You're mistaken, the load size has nothing to do with the end result. The result is normalized to give an estimate of how much faster the simple code is than the polymorphic code irregardless of input size. (Kinda like deaths per 100k instead of giving an absolute number of deaths for statistics about diseases).

So yes, your code is running 20x slower than it should be all the time.

Especially when you make every class an interface, with... get this, one implementation! This is based on real world experience and is not a joke. There are real companies with real people that write real code where every single class is an interface with exactly one implementation. Which, as Casey has shown, results in upwards of a 20x slowdown in the worst case.

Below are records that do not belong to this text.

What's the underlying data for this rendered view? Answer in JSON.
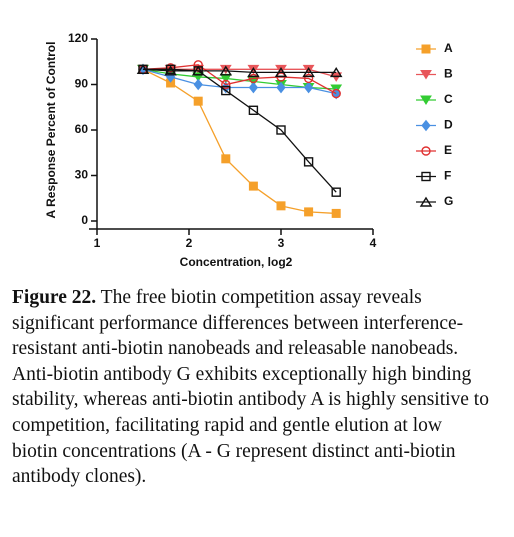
{
  "chart_data": {
    "type": "line",
    "y_label": "A Response Percent of Control",
    "x_label": "Concentration, log2",
    "x": [
      1.5,
      1.8,
      2.1,
      2.4,
      2.7,
      3.0,
      3.3,
      3.6
    ],
    "xlim": [
      1,
      4
    ],
    "xticks": [
      1,
      2,
      3,
      4
    ],
    "ylim": [
      0,
      120
    ],
    "yticks": [
      0,
      30,
      60,
      90,
      120
    ],
    "series": [
      {
        "name": "A",
        "color": "#f5a02a",
        "marker": "square-filled",
        "values": [
          100,
          91,
          79,
          41,
          23,
          10,
          6,
          5
        ]
      },
      {
        "name": "B",
        "color": "#e8565a",
        "marker": "triangle-down-filled",
        "values": [
          100,
          100,
          100,
          100,
          100,
          100,
          100,
          95
        ]
      },
      {
        "name": "C",
        "color": "#33cc33",
        "marker": "triangle-down-filled",
        "values": [
          100,
          97,
          95,
          94,
          92,
          90,
          88,
          87
        ]
      },
      {
        "name": "D",
        "color": "#4a90e2",
        "marker": "diamond-filled",
        "values": [
          100,
          95,
          90,
          88,
          88,
          88,
          88,
          84
        ]
      },
      {
        "name": "E",
        "color": "#e03030",
        "marker": "circle-open",
        "values": [
          100,
          101,
          103,
          90,
          94,
          95,
          94,
          84
        ]
      },
      {
        "name": "F",
        "color": "#111111",
        "marker": "square-open",
        "values": [
          100,
          100,
          99,
          86,
          73,
          60,
          39,
          19
        ]
      },
      {
        "name": "G",
        "color": "#111111",
        "marker": "triangle-up-open",
        "values": [
          100,
          99,
          99,
          99,
          98,
          98,
          98,
          98
        ]
      }
    ]
  },
  "caption": {
    "label": "Figure 22.",
    "text": "The free biotin competition assay reveals significant performance differences between interference-resistant anti-biotin nanobeads and releasable nanobeads. Anti-biotin antibody G exhibits exceptionally high binding stability, whereas anti-biotin antibody A is highly sensitive to competition, facilitating rapid and gentle elution at low biotin concentrations (A - G represent distinct anti-biotin antibody clones)."
  }
}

Obviously, you probably won't get a 20x speedup by getting rid of the polymorphic garbage. But it's equally asinine to assume that polymorphic functions are only called a few hundred times. I guarantee you your PC is making millions of polymorphic function calls per minute between: the OS, the browser, windows Anti-Malware scanner, steam running in the background, oracle running its checks to remind you to update Java, etc. There are hundreds of processes running all the time on a modern device, these devices are wasting enormous amounts of resources.

1 comments

> Especially when you make every class an interface, with... get this, one implementation! This is based on real world experience and is not a joke.

And when you run this through a profiler, you will not notice how slow your code is, because everything is slow. Slowness is infused throughout the whole system.